Detection Methods for CVE-2026-34986
Indicators of Compromise
- Unexpected application crashes or restarts in services processing JWE tokens
- Go runtime panic logs indicating slice allocation errors in key_wrap.go
- Abnormal JWE objects in request logs with empty or missing encrypted_key fields
- Increased rate of malformed JWT/JWE token submissions from specific sources
Detection Strategies
- Monitor application logs for Go panic stack traces referencing cipher.KeyUnwrap or key_wrap.go
- Implement request logging to capture JWE objects with key wrapping algorithms and empty encrypted keys
- Deploy network-level inspection for JWE tokens with suspicious structures targeting authenticated endpoints
- Use dependency scanning tools to identify applications using vulnerable Go JOSE versions (< 4.1.4 or < 3.0.5)
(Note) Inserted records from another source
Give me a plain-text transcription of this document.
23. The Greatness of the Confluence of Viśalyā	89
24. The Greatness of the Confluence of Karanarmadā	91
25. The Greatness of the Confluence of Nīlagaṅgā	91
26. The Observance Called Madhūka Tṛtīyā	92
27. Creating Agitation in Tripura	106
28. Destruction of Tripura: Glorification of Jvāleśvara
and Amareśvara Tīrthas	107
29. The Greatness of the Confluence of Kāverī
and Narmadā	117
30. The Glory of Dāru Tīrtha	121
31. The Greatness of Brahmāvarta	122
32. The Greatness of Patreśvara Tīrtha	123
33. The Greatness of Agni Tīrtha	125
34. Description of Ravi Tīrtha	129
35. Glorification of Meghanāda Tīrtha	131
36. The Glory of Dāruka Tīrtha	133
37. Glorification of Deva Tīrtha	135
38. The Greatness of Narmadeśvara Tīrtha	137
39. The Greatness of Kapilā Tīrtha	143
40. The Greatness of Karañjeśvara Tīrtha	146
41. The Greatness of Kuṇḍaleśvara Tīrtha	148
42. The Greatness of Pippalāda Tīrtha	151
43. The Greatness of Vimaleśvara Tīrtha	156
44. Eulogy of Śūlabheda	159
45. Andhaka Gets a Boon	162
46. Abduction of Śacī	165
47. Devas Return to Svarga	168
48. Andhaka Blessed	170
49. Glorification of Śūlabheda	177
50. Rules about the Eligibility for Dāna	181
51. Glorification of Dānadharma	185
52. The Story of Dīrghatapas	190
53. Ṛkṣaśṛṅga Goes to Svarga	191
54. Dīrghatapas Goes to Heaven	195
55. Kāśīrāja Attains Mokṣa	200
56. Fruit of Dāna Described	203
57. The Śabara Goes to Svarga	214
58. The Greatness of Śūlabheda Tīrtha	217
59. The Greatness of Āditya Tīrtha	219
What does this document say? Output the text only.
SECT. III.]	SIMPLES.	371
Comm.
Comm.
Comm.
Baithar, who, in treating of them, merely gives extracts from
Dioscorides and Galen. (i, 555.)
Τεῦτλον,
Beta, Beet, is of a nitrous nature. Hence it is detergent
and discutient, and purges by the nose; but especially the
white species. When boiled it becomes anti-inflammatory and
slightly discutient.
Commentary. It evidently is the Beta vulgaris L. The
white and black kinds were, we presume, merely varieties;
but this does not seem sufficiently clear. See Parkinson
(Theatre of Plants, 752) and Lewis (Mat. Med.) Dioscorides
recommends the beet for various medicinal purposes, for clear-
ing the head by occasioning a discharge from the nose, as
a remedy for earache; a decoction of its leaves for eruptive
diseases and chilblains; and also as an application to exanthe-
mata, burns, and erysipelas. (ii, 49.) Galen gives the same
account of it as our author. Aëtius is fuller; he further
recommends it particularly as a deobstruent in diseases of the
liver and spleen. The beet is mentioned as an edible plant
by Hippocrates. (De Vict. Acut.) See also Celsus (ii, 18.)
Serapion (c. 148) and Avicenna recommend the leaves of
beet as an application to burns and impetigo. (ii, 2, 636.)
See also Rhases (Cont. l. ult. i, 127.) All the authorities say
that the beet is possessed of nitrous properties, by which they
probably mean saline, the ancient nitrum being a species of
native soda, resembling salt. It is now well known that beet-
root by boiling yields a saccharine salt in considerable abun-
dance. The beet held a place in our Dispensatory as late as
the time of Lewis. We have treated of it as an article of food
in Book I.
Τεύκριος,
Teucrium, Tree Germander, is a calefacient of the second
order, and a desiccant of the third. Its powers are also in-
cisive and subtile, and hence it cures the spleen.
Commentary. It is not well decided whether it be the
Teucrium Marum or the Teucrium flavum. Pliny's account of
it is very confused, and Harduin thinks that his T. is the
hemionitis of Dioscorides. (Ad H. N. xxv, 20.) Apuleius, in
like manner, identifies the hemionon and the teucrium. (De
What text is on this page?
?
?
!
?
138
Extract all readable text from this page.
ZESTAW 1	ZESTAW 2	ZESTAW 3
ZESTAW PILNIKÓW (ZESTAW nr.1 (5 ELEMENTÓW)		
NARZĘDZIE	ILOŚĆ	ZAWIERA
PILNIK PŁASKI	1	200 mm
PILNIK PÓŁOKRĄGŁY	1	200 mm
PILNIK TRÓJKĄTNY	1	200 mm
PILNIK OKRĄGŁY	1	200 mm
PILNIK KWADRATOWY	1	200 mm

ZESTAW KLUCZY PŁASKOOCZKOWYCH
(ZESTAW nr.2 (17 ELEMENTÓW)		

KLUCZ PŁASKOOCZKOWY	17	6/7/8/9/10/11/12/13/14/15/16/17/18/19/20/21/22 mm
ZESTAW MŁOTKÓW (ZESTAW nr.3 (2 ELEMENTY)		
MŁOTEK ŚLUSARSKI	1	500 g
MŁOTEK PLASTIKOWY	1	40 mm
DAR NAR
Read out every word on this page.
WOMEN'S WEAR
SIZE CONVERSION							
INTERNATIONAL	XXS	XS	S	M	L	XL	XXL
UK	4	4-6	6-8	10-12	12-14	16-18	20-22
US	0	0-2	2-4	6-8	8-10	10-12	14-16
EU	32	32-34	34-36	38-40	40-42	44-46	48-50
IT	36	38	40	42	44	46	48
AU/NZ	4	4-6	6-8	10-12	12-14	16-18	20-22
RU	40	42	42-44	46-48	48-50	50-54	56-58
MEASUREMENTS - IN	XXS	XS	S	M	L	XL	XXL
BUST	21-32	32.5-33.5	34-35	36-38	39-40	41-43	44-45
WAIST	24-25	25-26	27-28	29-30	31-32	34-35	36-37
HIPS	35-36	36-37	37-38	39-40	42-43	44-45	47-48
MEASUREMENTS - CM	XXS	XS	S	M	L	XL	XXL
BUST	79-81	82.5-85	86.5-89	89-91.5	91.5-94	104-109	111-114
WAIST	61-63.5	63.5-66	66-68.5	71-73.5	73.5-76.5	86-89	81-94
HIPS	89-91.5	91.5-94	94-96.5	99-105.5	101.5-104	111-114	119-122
Monitoring Recommendations
- Configure alerting on application crash events and automatic restart patterns
- Monitor process uptime metrics for services handling JWE token processing
- Review inbound traffic patterns for repeated malformed token submissions
- Implement rate limiting on endpoints accepting JWE tokens to mitigate DoS impact
How to Mitigate CVE-2026-34986
Immediate Actions Required
- Upgrade Go JOSE to version 4.1.4 or later for v4.x installations
- Upgrade Go JOSE to version 3.0.5 or later for v3.x installations
- Restrict accepted key algorithms to exclude key wrapping algorithms if not required by your application
- Implement recovery middleware to gracefully handle panics and maintain service availability
Patch Information
The vulnerability has been fixed in Go JOSE versions 4.1.4 and 3.0.5. The patches add proper validation of the encrypted_key field length before attempting slice allocation in the cipher.KeyUnwrap() function. For complete technical details and patch information, refer to the GitHub Security Advisory or the Go JOSE package documentation.
Workarounds
- Configure ParseEncrypted() to only accept algorithms that do not include key wrapping (algorithms not ending in KW)
- Implement input validation middleware to reject JWE objects with empty encrypted_key fields before processing
- Add panic recovery handlers in your application to prevent complete service crashes
- Deploy the service behind a reverse proxy that can validate token structure before forwarding requests
# Update Go JOSE dependency to patched version
go get github.com/go-jose/go-jose/v4@v4.1.4
# Or for v3.x
go get github.com/go-jose/go-jose/v3@v3.0.5
# Verify installed version
go list -m github.com/go-jose/go-jose/v4
Disclaimer: This content was generated using AI. While we strive for accuracy, please verify critical information with official sources.